ClusterSSH is a nice tool for manipulating multiple *nix machines simultaneously. For example, if I want to run some commands on two Linux machines named server1 and server2, I could:

# cssh server1 server2

And I will get two xterm windows that I can control simultaneously by typing into the cssh command window. Since cssh will send keystrokes to both servers, any series of commands can be run, including editing files, etc. I have found that my daily patterns of behavior make cssh preferable to similar tools such as pdsh. Also, cssh uses very similar options syntax to the ssh command, so I don't have to remember different options (I frequently use -l and -p).

I might want to tail the logs on all of the machines in the cluster, but then focus in on one particular machine after I have identified a particular cluster node of interest. Similarly, I might work out a long command line on a single node before running it on the rest of the machines via the cssh command window.

In Debian and Ubuntu, cssh can be installed with:

# sudo apt-get install clusterssh

Cluster SSH is also available for Mac OS X (http://code.google.com/p/csshx/).

A clusterssh package seems to be working its way into Red Hat flavors via Extras or 3rd party repos such as rpmforge.

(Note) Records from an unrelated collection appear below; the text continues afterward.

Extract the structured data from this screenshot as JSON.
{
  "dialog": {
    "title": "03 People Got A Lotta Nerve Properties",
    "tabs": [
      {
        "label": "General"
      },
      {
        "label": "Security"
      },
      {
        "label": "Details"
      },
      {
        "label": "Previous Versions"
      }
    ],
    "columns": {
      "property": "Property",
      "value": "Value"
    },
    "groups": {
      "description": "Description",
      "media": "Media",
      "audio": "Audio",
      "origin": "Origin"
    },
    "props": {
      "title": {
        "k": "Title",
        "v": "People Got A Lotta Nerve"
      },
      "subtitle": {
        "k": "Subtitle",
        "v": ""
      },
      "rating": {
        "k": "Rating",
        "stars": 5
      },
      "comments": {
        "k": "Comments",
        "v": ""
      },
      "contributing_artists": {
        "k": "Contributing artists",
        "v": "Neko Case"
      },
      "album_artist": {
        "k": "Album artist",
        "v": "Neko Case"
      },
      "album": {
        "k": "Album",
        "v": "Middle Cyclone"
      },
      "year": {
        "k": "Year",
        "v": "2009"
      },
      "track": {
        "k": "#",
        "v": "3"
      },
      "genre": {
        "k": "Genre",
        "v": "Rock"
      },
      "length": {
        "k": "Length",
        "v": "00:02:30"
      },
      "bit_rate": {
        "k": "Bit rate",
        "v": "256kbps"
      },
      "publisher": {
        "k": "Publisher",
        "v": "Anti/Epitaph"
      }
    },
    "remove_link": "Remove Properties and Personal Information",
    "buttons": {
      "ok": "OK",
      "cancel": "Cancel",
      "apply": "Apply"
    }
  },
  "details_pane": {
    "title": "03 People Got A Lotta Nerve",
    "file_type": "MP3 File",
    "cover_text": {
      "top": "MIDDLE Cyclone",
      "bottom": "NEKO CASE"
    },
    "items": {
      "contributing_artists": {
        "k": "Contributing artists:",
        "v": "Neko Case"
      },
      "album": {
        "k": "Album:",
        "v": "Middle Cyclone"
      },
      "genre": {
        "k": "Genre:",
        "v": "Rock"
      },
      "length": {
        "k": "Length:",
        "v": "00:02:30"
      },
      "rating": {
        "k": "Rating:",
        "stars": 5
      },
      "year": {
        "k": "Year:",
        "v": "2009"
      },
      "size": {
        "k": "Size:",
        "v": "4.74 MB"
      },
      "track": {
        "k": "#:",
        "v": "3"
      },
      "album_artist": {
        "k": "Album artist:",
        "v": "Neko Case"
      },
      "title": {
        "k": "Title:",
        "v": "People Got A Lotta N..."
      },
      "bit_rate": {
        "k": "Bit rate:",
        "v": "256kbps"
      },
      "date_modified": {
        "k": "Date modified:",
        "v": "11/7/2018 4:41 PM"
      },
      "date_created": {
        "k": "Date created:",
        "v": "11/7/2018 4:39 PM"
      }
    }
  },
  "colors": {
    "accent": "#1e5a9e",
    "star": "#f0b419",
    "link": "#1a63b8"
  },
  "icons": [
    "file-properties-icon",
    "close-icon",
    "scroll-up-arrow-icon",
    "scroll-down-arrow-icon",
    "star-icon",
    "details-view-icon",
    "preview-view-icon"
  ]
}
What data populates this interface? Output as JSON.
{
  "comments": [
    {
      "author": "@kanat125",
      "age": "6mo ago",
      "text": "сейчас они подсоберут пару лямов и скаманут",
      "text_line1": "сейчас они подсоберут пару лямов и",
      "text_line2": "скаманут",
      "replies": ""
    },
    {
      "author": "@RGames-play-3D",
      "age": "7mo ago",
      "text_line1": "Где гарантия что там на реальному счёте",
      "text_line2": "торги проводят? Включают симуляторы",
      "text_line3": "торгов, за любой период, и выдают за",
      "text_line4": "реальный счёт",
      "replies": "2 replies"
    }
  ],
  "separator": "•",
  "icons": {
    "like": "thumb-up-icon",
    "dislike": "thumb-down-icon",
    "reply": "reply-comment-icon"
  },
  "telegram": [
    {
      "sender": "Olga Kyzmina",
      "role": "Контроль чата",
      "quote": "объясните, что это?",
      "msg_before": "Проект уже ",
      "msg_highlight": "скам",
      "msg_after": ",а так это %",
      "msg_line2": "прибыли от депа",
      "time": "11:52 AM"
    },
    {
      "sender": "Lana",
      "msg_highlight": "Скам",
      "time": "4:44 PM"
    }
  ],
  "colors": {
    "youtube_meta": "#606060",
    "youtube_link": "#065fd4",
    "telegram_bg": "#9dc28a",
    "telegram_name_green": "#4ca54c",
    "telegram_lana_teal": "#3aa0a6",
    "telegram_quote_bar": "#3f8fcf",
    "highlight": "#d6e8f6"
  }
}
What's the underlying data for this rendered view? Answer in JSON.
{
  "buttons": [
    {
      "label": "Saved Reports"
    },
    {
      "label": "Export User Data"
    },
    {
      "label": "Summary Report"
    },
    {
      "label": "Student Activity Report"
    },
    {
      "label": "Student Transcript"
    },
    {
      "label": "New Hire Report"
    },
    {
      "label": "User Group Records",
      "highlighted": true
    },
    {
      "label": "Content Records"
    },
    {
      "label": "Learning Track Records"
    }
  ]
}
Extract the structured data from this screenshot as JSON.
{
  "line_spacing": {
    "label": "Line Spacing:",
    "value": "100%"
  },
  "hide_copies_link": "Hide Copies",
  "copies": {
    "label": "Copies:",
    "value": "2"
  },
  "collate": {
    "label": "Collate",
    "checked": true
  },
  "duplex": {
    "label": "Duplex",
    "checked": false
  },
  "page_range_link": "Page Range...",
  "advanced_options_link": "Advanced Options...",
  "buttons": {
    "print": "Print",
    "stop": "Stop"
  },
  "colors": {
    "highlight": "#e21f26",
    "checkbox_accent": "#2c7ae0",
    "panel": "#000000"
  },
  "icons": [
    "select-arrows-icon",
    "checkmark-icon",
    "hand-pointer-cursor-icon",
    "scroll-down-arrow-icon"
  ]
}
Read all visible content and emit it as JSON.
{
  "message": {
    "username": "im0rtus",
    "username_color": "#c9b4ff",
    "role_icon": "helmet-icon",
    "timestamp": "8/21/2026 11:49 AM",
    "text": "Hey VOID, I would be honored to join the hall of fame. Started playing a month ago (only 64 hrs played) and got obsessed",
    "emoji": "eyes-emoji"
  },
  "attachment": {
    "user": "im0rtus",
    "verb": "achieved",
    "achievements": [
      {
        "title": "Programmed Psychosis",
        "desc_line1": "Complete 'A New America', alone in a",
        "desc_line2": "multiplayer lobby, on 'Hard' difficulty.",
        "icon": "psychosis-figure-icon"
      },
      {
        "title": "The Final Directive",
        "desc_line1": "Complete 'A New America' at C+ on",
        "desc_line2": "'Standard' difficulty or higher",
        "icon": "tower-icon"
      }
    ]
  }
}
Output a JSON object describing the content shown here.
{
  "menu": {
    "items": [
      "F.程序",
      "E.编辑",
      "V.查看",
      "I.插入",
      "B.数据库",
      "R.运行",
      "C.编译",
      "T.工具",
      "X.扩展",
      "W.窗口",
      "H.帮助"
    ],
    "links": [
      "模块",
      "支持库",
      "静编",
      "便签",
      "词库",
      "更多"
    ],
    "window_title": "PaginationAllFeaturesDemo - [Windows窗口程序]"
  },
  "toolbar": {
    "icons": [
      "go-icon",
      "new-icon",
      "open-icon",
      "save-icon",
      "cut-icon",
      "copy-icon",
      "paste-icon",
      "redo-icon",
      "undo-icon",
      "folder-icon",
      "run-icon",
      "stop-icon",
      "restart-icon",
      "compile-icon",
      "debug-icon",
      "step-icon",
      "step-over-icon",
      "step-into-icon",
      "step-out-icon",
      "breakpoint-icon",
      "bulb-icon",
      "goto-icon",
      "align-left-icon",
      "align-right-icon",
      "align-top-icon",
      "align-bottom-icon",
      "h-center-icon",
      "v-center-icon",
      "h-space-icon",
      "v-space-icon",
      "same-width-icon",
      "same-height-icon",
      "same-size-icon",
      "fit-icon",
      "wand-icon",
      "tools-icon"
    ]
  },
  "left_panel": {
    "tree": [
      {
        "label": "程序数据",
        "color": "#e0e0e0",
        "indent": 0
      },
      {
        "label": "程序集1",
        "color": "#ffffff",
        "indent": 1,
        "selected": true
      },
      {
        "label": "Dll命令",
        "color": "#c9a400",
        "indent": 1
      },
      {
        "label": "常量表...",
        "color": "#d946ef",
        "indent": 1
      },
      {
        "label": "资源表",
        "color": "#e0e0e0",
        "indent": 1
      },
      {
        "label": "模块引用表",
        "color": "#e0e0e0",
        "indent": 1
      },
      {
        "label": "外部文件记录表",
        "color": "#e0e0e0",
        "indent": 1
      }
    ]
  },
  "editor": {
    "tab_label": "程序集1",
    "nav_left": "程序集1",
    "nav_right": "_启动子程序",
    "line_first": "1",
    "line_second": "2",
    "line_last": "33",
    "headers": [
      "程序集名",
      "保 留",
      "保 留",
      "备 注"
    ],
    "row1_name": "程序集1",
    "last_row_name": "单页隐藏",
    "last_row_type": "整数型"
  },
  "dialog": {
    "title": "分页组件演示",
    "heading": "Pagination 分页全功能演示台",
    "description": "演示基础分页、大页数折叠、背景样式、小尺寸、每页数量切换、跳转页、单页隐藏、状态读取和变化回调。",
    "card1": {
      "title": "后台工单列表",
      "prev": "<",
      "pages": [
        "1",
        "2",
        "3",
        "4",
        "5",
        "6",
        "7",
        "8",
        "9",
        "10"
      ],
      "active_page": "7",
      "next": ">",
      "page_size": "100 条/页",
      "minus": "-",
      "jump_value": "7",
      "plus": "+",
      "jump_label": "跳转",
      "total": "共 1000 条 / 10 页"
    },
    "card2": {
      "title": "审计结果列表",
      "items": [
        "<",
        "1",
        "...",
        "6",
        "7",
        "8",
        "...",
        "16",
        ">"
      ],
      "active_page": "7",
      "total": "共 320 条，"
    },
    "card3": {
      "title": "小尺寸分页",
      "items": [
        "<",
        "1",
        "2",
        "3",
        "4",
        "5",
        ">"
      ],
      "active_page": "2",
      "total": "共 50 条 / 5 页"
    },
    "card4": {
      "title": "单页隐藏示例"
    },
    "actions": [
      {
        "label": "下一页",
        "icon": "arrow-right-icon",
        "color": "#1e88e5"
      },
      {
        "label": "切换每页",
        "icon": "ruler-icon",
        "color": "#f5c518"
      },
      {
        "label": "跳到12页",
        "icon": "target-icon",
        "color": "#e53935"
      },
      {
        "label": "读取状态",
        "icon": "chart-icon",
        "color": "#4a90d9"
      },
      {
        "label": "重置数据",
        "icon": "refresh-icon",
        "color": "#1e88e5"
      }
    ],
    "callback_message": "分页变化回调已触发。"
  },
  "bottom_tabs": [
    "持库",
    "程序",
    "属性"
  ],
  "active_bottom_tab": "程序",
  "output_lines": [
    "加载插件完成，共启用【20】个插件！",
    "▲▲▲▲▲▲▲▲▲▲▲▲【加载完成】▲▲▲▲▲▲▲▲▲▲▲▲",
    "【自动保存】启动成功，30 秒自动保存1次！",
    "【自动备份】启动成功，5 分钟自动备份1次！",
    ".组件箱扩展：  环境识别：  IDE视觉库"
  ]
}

After running cssh for the first time, you will have a .csshrc file in your home directory. This file can be tweaked in various ways to make connecting to groups of machines easier. To save a group of machines into a list that you can re-use, cssh can use a plain text cluster file.

To use a cluster file:

Step 1: Create a file named .clusters that contains your list of server groups. The format of the file is just a friendly name for a cluster followed by all of the machines that you want to connect as part of that cluster, with white space in between.

For example, my .clusters file looks something like:

prod_servers server1 server2 server3 server4

test_servers testserver1 testserver2

Step 2: Modify .csshrc to tell cssh to use the clusters file.

extra_cluster_file=~/.clusters

Now that I have a cluster defined, I can connect to my prod servers all at once by running:

# cssh prod_servers

In my example case, this would open four xterms to the four servers. If I type into the cssh command window the text will go to all four xterms. If I only want to run a command on one of them, I just click on the particular xterm to give it focus and it behaves like a normal individual xterm.

I have found cssh to be a valuable utility in my sysadmin toolbox.